A habilitação dos municípios destaca a importância do legado de políticas prévias, dos arranjos institucionais e da ação política dos níveis mais abrangentes de governo para explicar o processo de municipalização. Desse modo, a descentralização já estava em curso, promovida anteriormente pelas NOB n. 1 e 2. A existência de três níveis de gestão para os municípios no SUAS permitiu a adesão gradual destes, de acordo com a capacidade institucional e o nível de comprometimento que desejassem assumir com a política de assistência social. As regras mais flexíveis para o período de transição propiciaram que muitos municípios pudessem se habilitar mesmo sem cumprirem integralmente com as exigências da normativa federal, uma vez que parte dos requisitos exigia apenas a declaração do gestor municipal. Ressalte-se, somando-se a isso, o papel do órgão gestor federal, que previu repasse de recursos a serviços sócio-assistenciais vinculados à habilitação dos municípios. O gestor estadual da política, em complemento, assumiu a coordenação do processo de habilitação em Minas Gerais, conduzindo ações para diminuir as assimetrias informacionais e técnicas dos municípios à rede do SUAS.

Tendo em vista a quase universalização da habilitação, não foram necessários testes empíricos para analisar a influência de fatores estruturais para este "programa". Em seu lugar, foi organizada uma tentativa de abordar a "qualidade" ou adequabilidade das habilitações por meio de comparações com variáveis de capacidade administrativa e esforço municipal na área de assistência. Os resultados apontam enorme dispersão em cada um dos tipos de habilitações e uma leve melhoria dos indicadores para os municípios nos níveis mais exigentes de habilitação, menos para capacidade administrativa. Isso significa que os municípios em uma mesma habilitação são muito heterogêneos entre si, havendo uma melhoria apenas residual para os municípios nas habilitações que denotam maior compromisso com a assistência social.

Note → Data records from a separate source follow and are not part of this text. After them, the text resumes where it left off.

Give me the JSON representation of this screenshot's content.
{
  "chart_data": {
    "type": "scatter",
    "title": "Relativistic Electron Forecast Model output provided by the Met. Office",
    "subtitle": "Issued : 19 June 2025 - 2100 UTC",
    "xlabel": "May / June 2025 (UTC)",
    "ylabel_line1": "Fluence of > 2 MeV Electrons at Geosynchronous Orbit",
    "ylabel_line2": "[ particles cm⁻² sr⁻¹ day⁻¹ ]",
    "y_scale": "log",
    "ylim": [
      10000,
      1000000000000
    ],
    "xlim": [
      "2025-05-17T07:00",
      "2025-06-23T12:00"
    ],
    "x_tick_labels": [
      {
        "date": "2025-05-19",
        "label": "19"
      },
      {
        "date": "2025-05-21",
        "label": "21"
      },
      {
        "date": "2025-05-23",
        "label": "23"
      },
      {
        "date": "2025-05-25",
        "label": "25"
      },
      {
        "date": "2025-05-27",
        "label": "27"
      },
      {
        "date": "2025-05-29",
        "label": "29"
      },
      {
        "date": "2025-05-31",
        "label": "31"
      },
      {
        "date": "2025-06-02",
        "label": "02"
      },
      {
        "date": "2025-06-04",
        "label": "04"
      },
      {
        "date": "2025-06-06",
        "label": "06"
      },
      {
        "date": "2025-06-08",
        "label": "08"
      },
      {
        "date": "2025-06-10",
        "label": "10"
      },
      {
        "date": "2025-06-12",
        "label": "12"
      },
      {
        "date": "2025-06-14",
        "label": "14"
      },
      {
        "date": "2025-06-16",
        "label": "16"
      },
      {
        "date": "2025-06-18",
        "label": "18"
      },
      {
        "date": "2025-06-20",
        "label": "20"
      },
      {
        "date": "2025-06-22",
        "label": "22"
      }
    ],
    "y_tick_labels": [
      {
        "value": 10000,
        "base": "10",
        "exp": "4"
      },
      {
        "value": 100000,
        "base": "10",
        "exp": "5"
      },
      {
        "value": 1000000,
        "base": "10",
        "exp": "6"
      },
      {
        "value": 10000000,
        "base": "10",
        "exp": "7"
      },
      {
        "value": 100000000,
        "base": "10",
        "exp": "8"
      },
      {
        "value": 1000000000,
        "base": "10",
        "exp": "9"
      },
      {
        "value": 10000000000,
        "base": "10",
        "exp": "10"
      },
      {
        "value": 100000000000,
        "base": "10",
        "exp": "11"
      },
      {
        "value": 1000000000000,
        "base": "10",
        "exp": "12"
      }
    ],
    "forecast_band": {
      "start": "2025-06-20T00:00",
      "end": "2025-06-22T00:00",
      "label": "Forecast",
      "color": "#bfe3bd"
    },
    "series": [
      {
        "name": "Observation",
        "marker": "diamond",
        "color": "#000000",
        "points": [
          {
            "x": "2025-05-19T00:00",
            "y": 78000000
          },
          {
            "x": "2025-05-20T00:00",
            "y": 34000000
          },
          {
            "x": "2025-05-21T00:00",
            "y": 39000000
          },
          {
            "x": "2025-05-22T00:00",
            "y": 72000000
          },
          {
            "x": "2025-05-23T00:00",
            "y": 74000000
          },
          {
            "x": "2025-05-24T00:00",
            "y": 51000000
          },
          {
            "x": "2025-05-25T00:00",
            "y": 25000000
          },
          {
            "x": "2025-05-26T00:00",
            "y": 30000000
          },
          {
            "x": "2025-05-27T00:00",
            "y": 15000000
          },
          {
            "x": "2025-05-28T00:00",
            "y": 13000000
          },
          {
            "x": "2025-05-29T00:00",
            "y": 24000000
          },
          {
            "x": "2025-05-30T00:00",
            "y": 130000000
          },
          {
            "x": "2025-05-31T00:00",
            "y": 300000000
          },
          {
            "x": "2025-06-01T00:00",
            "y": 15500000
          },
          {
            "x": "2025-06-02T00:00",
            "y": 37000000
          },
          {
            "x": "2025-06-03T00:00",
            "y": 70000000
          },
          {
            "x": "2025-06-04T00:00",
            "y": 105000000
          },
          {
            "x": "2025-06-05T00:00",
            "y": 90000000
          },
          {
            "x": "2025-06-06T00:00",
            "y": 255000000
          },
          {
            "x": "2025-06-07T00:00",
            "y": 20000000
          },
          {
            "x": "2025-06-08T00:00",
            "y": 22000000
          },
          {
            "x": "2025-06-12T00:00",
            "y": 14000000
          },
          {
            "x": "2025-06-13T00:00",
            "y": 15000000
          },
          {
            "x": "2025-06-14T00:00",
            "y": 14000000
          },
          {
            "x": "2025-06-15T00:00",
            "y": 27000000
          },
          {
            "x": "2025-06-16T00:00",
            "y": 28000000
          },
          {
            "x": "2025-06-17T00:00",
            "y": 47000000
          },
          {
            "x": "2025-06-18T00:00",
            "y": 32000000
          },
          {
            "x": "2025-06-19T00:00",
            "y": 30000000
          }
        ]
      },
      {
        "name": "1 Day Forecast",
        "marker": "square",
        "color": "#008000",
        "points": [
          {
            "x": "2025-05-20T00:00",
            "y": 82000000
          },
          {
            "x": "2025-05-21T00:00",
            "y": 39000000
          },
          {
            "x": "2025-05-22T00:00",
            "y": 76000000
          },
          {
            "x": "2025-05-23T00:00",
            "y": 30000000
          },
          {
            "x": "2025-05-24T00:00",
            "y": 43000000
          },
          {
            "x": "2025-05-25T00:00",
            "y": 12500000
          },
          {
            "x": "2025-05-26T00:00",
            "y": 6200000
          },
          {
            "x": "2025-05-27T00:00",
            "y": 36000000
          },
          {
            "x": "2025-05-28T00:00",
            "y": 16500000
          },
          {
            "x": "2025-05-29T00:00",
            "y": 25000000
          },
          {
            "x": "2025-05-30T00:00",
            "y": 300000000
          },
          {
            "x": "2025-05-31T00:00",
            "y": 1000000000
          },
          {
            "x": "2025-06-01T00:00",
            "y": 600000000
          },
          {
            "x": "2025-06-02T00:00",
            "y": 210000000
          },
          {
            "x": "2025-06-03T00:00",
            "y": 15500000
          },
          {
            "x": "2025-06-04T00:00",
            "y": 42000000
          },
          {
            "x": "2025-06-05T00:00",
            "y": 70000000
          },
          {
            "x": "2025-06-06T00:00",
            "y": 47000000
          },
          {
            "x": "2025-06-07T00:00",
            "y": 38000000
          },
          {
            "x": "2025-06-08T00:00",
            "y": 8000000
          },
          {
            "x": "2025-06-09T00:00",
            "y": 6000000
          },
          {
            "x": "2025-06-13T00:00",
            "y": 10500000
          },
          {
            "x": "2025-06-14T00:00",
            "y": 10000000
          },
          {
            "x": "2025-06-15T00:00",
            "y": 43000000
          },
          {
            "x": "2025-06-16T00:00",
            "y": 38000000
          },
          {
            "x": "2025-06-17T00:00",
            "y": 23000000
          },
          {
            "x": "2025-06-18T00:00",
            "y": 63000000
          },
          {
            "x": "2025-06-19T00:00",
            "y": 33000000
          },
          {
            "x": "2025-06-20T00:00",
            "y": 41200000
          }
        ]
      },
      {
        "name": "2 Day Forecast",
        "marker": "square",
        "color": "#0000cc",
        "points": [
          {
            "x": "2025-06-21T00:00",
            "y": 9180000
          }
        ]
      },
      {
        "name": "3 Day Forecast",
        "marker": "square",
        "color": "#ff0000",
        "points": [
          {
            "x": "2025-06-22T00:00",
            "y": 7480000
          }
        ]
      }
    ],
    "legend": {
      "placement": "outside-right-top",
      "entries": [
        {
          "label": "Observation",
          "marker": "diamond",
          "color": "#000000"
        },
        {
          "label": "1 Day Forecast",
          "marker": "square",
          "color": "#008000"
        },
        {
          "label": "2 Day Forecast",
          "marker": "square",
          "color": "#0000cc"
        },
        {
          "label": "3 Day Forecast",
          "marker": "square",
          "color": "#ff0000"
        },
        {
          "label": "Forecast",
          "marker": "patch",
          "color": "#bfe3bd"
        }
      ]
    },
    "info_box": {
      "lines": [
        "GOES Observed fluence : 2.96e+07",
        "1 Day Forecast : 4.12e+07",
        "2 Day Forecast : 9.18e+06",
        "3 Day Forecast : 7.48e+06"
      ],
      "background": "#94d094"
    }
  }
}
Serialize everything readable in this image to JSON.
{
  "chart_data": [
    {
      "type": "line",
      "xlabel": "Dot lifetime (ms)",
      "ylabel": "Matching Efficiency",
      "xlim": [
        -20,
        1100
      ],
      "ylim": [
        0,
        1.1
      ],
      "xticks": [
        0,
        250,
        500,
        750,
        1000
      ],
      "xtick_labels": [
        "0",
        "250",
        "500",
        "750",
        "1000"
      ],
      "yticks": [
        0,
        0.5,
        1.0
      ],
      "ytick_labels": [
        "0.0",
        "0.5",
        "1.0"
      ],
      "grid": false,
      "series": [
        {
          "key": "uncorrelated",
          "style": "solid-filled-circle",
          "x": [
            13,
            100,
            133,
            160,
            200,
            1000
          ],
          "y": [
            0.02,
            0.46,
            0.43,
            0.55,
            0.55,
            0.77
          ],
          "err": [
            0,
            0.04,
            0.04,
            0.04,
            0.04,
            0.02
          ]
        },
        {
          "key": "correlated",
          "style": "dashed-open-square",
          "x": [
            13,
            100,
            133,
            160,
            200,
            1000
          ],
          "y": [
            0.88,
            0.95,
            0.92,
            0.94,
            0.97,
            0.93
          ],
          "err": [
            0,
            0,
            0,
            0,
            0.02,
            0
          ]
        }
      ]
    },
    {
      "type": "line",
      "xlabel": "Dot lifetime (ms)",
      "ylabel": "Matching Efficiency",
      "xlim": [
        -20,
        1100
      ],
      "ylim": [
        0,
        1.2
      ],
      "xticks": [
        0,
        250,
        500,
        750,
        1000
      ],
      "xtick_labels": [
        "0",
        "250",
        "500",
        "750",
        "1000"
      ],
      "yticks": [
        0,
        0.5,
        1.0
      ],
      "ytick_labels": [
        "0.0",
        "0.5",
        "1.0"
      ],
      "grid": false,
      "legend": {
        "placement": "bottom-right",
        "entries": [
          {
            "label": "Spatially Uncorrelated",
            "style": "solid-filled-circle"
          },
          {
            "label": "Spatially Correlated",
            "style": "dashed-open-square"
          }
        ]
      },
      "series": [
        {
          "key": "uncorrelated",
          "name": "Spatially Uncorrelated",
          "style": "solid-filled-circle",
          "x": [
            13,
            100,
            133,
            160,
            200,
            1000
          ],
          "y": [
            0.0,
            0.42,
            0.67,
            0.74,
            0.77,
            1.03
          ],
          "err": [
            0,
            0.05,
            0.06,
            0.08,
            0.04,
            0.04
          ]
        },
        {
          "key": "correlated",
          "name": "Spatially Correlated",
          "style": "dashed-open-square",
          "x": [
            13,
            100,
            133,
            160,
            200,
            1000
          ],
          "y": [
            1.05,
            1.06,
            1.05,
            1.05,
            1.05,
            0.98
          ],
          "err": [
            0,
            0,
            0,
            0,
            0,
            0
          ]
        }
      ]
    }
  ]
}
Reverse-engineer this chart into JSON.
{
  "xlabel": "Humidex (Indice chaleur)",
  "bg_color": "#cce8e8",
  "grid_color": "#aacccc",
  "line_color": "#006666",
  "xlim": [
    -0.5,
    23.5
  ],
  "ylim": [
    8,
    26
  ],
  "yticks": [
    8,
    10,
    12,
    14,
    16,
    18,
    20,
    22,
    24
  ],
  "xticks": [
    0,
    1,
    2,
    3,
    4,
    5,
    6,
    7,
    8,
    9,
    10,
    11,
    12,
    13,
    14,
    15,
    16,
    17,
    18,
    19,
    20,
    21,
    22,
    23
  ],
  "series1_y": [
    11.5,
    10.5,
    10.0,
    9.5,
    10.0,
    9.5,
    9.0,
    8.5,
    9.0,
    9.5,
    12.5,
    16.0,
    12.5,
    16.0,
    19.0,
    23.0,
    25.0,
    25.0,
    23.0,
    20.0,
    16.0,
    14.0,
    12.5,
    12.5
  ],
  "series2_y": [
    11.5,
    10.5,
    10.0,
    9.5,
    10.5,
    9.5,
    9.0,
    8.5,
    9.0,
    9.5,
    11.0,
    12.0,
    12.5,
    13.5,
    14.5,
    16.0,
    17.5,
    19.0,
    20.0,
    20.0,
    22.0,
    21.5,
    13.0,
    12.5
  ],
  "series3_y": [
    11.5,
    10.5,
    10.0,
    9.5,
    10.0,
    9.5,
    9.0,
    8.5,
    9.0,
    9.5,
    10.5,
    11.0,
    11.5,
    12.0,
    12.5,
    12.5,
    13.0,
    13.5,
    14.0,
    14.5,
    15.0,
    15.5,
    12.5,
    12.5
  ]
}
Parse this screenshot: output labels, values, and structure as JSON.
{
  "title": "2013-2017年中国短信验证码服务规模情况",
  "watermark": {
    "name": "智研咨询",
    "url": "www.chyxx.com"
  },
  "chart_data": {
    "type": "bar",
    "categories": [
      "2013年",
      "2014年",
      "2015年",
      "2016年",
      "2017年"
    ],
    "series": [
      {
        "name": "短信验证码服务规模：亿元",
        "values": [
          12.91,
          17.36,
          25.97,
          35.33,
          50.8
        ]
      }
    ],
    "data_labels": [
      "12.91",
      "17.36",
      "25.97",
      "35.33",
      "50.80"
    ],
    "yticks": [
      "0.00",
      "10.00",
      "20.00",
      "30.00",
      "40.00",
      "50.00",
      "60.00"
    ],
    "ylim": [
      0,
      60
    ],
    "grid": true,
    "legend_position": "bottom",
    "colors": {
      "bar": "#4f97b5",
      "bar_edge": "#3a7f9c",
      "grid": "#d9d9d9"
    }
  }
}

A implementação dos CRAS demonstrou como mecanismos de indução e a coordenação de ações entre os entes federados é essencial para processos de descentralização de políticas sociais. Os arranjos constituídos, especificamente para o cofinanciamento, foram importantes para a expansão do número de CRAS no estado de Minas Gerais. Os níveis mais abrangentes de governo cofinanciaram com recursos próprios a implantação desses equipamentos, o que por si só é um incentivo à adesão. Em vista dos critérios adotados para os repasses, a implementação foi "focalizada": as regiões administrativas do estado com os piores indicadores sócio-econômicos (Jequitinhonha/Mucuri, Norte de Minas e Rio Doce) foram as que proporcionalmente mais implementaram CRAS.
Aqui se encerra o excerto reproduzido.